A ti, que lloraste en voz baja.
Que no hiciste un circo para llamar la atención mientras la herida te
fulminaba por dentro. Que callaste cuando el dolor te pedía gritar.
A ti, que no supieron ver lo que llorabas a escondidas. En el baño. Al
apagar la luz. En tus largos paseos. Que se atrevieron a cuestionar tu
amor por tratar de seguir adelante sin negar una sonrisa. Que te
acusaron de no haber querido por no lamentarte a los cuatro vientos. En cada esquina o red social.
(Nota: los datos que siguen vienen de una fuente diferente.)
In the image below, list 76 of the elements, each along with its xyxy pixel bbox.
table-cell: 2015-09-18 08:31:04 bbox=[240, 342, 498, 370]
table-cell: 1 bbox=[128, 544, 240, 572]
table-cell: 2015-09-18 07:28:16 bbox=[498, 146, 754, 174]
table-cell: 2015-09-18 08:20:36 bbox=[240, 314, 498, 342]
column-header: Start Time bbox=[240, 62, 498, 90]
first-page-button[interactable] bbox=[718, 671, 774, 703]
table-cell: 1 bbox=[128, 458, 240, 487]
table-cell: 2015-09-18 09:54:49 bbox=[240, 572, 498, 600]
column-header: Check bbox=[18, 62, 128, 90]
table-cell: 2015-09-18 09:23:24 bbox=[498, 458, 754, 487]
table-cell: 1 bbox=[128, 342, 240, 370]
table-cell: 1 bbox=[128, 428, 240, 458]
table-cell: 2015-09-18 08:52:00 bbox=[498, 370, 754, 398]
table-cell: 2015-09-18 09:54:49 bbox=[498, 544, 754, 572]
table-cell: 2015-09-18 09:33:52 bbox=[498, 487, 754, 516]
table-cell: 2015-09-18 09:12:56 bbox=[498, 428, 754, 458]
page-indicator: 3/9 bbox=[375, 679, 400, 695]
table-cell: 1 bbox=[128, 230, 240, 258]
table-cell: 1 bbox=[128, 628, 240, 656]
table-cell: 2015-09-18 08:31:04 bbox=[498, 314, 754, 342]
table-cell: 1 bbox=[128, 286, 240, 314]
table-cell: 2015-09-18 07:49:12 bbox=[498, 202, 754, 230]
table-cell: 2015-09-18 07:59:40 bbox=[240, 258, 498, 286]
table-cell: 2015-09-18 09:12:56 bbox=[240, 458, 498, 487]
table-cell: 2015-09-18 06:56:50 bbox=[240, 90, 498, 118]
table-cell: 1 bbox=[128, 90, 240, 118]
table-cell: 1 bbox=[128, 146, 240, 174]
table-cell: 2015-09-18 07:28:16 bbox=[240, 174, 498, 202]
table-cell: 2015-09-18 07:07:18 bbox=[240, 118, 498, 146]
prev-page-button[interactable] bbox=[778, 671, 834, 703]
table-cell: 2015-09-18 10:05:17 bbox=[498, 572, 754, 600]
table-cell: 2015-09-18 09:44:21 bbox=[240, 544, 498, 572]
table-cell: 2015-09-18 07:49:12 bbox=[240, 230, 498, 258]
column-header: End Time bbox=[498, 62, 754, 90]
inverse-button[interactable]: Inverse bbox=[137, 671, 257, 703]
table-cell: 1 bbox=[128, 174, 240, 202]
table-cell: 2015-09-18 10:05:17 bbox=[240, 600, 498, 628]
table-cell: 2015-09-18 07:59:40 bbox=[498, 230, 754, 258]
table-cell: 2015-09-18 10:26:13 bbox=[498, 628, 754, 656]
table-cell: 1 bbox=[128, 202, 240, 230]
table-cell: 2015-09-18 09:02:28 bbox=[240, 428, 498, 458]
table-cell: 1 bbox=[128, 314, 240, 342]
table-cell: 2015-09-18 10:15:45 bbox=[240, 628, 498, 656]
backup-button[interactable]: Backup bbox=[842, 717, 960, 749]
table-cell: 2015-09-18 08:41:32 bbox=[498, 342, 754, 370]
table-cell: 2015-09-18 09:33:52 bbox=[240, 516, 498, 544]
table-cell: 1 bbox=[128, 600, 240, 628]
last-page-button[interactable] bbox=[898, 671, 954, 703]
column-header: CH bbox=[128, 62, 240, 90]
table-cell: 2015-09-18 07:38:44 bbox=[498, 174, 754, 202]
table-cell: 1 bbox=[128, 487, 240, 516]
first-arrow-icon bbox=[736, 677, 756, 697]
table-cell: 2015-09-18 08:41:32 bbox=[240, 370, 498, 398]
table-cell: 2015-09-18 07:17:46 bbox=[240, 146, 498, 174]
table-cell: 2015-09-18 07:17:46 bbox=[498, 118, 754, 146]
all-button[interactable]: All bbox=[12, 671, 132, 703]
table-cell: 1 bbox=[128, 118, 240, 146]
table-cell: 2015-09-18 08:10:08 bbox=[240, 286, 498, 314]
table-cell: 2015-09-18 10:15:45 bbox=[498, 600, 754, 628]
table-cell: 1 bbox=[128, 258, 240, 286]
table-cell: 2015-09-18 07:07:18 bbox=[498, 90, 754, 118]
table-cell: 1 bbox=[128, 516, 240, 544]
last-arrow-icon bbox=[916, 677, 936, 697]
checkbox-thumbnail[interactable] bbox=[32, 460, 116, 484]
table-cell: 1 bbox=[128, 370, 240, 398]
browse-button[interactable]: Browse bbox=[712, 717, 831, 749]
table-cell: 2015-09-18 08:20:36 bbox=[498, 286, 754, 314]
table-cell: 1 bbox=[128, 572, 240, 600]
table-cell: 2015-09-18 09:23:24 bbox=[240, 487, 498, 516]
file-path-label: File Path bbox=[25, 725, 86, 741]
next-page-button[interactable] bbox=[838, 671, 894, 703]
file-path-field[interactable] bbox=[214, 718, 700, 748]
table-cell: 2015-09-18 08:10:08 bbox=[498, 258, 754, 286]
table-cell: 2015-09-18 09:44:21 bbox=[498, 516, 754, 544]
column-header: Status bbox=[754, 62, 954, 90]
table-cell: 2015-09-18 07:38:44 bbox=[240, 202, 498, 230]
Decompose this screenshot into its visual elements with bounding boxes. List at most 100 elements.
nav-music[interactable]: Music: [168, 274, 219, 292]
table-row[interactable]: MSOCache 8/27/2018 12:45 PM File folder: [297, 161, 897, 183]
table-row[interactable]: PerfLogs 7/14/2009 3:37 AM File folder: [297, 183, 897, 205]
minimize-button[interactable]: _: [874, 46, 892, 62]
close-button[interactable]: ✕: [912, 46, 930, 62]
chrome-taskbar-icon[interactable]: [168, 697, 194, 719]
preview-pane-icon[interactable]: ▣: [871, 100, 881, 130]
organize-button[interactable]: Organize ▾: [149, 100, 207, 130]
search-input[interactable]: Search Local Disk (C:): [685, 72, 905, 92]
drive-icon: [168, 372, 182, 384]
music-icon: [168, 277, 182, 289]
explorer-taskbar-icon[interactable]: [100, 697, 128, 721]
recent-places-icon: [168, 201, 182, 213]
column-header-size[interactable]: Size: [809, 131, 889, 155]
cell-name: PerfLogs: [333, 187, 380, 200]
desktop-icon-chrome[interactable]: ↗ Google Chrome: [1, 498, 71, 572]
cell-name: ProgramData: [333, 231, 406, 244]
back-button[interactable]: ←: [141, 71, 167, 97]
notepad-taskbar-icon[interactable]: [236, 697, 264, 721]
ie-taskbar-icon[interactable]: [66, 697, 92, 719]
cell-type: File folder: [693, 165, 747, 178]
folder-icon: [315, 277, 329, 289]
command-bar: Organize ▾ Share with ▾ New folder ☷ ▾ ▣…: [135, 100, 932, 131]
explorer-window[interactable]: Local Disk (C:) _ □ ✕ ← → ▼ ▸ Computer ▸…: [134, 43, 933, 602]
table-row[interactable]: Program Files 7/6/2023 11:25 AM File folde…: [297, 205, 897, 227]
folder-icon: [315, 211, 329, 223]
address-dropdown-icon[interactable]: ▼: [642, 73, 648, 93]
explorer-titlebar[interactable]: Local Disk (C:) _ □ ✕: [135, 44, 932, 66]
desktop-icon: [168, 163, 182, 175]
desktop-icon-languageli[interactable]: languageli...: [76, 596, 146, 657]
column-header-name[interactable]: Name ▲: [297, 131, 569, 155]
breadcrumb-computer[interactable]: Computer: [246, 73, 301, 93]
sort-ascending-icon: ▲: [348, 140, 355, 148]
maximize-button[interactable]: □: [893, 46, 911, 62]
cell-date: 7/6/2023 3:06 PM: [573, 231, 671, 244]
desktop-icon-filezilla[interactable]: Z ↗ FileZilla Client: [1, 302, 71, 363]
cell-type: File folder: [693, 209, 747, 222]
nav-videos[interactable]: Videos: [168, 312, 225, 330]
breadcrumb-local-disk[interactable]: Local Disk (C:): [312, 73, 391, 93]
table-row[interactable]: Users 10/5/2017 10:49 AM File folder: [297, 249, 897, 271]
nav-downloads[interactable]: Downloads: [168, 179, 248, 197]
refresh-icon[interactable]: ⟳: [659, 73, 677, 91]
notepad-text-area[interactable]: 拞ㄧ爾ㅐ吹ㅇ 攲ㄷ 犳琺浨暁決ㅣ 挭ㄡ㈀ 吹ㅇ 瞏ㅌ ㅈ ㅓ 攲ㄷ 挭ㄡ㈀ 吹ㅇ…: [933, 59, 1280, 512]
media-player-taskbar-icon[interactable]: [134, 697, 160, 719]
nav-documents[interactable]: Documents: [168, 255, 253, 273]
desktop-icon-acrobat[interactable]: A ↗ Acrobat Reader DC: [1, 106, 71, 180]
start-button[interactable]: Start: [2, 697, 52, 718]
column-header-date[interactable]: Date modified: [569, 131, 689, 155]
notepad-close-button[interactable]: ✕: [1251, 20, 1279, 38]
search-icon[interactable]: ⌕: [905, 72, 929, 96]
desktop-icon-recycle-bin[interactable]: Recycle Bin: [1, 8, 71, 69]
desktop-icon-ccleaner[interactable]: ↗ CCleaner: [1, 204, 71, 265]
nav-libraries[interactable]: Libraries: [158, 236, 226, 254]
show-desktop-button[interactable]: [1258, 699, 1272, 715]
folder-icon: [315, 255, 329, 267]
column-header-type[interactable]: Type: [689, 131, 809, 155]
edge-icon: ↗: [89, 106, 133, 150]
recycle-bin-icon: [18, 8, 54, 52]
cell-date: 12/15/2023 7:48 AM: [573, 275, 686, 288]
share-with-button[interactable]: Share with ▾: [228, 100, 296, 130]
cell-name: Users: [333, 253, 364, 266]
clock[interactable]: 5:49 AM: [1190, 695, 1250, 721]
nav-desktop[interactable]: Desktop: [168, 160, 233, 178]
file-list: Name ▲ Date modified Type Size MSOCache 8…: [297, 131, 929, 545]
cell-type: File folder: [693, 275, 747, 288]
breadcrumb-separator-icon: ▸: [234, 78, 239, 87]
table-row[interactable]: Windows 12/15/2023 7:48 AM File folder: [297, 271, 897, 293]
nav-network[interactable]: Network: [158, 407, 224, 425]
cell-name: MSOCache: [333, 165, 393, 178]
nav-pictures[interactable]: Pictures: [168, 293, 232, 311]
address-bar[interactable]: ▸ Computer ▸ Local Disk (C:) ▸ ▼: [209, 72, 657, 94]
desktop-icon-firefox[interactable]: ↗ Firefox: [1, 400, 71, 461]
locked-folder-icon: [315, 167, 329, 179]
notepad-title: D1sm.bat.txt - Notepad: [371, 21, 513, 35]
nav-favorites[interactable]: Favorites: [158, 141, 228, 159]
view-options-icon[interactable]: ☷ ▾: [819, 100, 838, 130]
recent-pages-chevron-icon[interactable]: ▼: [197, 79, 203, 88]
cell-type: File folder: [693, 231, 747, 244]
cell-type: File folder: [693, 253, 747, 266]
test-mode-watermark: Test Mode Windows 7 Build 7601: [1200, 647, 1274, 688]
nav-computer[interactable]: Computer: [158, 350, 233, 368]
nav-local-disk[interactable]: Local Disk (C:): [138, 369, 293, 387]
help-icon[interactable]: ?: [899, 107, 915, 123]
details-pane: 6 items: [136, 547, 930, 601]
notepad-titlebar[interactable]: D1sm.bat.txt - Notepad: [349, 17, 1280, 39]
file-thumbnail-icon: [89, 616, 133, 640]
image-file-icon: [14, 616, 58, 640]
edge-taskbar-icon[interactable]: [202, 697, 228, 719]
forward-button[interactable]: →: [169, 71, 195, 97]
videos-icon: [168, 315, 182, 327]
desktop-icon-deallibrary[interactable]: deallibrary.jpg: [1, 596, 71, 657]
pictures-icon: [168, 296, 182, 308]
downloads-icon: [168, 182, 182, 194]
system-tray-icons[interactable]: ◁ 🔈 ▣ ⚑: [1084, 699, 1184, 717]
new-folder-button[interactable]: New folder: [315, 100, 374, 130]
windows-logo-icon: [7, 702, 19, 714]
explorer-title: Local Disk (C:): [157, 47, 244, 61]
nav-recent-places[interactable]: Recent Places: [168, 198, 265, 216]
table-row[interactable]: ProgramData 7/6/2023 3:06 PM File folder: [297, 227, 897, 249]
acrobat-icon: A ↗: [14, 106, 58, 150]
A ti, que mantuviste el tipo a pesar de no recibir jamás dos palabras que te pertenecían: perdón, gracias.
A ti, que preferiste el silencio y la gratitud antes que reclamar
justicia en una causa perdida. Que no usaste las astillas clavadas en tu
alma para acabar con la otra alma. Que no renunciaste al pasado
compartido solo porque la historia terminara.
A ti, que llevaste el pecho roto con dignidad. Que dejaste ir. Que te dejaste matar sin protestar.
A ti, y solo a ti, te dedico estas palabras: cada vez que te sentiste
solo, yo estaba allí. Y él. Y ella. Y todas las personas buenas que
aprendieron algún día que, aunque duela, vale más no abrir la boca que
destrozarlo todo para cerrar una herida.
No permitas que la
ausencia de recompensa te haga dudar jamás, pues no existe mayor premio
que saber que —bajo lluvia o tempestad— nada alterará la paz de quien,
pudiendo dejarse ir, decide hacer lo correcto.
Querido amigo/a, abrazo la nobleza de tu corazón.